I Guardiani sono forse gli esponenti più speranzosi della mitologia Marvel. Si potrebbe dire che la loro è una storia di riscatto, che “migliorano” il loro termometrino etico votandosi a cause che influenzeranno le sorti dell’universo, ma la realtà è che non rispondono mai alle aspettative o agli scopi delle loro singole “progettazioni” e, nello scegliersi reciprocamente come porto sicuro, cambiano le cose e proteggono, tra alti e bassi, alcuni mattoni molto auspicabili su cui si dovrebbero edificare mondi e collettività.

Anche in questo Volume 3 – che è l’ultimo dell’era Gunn e anche il loro teorico capitolo conclusivo – esiste con forza questo impulso programmatico alla costruzione del “mondo ideale”. La storia di Rocket, che vien fuori qua per la prima volta, è un tassello di questa grande operazione di supposta correzione dei deficit della natura.
Che si tratti di una sonora stupidaggine è palese a tutti ma non all’Alto Evoluzionario – il villain che ci tocca in sorte a questo giro – che, di fatto, si trasforma nella forma di Dio più pericolosa che c’è: crea o modifica l’esistente per amore di potere, crea per controllare e per dimostrare che può farlo, crea perché la scienza e la “tecnica” lo rendono possibile. Ma tutto quello che è possibile è anche opportuno? L’Alto Evoluzionario è una figura orrenda e a suo modo struggente, che fonda civiltà e le distrugge con la stizza di un bambino che sbaglia a disegnare la zampa del suo animale preferito e, fra gli esseri che più professano di voler edificare la civiltà ideale, è senz’altro quello che più disprezza in realtà la vita. Rocket, che è il cuore vero di questo film, è al contempo il suo unico successo autentico e il suo incubo peggiore, proprio perché quello che rende speciale Rocket non è il risultato diretto di un procedimento ripetibile o di una formula dimostrabile. Mentre la tendenza esasperata verso il potenziamento delle “capacità” e dell’efficienza operativa crea esecutori di fatto stupidi, Rocket pensa davvero… e l’intelligenza – intesa come spazio di un’anima che decide – è il primo germoglio di ogni ribellione.

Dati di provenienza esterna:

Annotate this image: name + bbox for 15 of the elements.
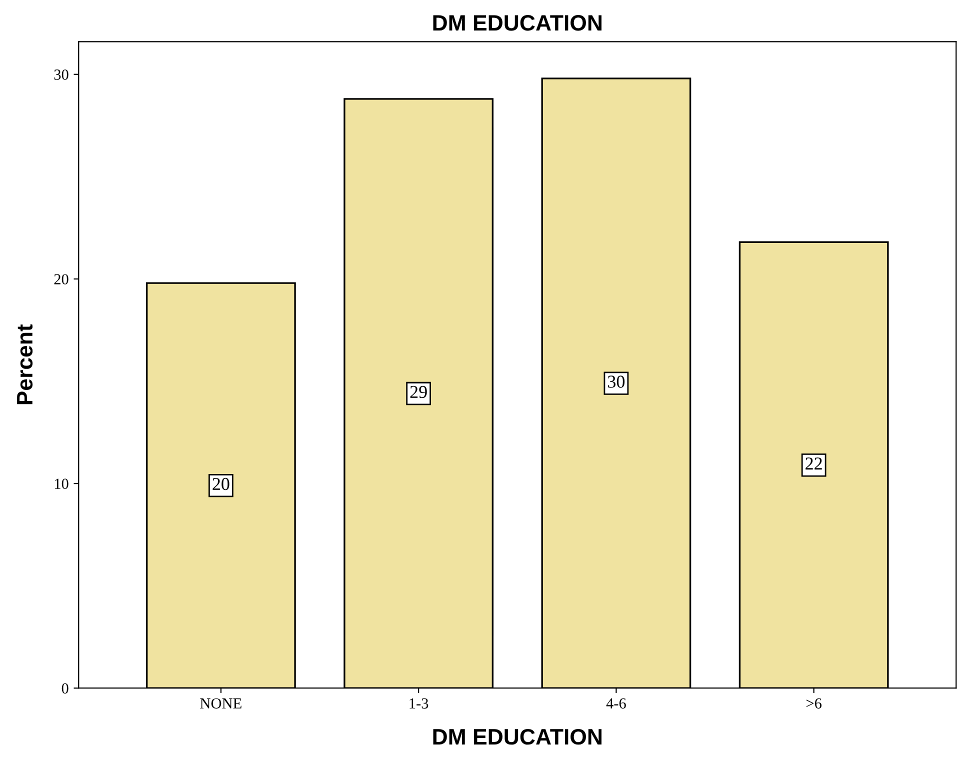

Il cervello di Rocket potrebbe contenere la risposta per correggere davvero gli innumerevoli fallimenti di questo Dio zoppo e isterico e il film, di fatto, è una caccia al tesoro galattica che ha lo scopo di evitare che questo cervello abbandoni la sua sede. I Guardiani, nel loro disomogeneo equilibrio, fanno quello che all’Alto Evoluzionario è concettualmente precluso: far funzionare quello che si suppone manchevole, carente, imperfetto. Smettere di distinguere tra forme di vita “superiori” e “inferiori”, perché la verità lampante è che l’anima è di tutti e che ogni tassello dell’esistente ha una dignità e va protetto, non per quello che può produrre o per l’obbedienza che può riservarci, ma per quello che è.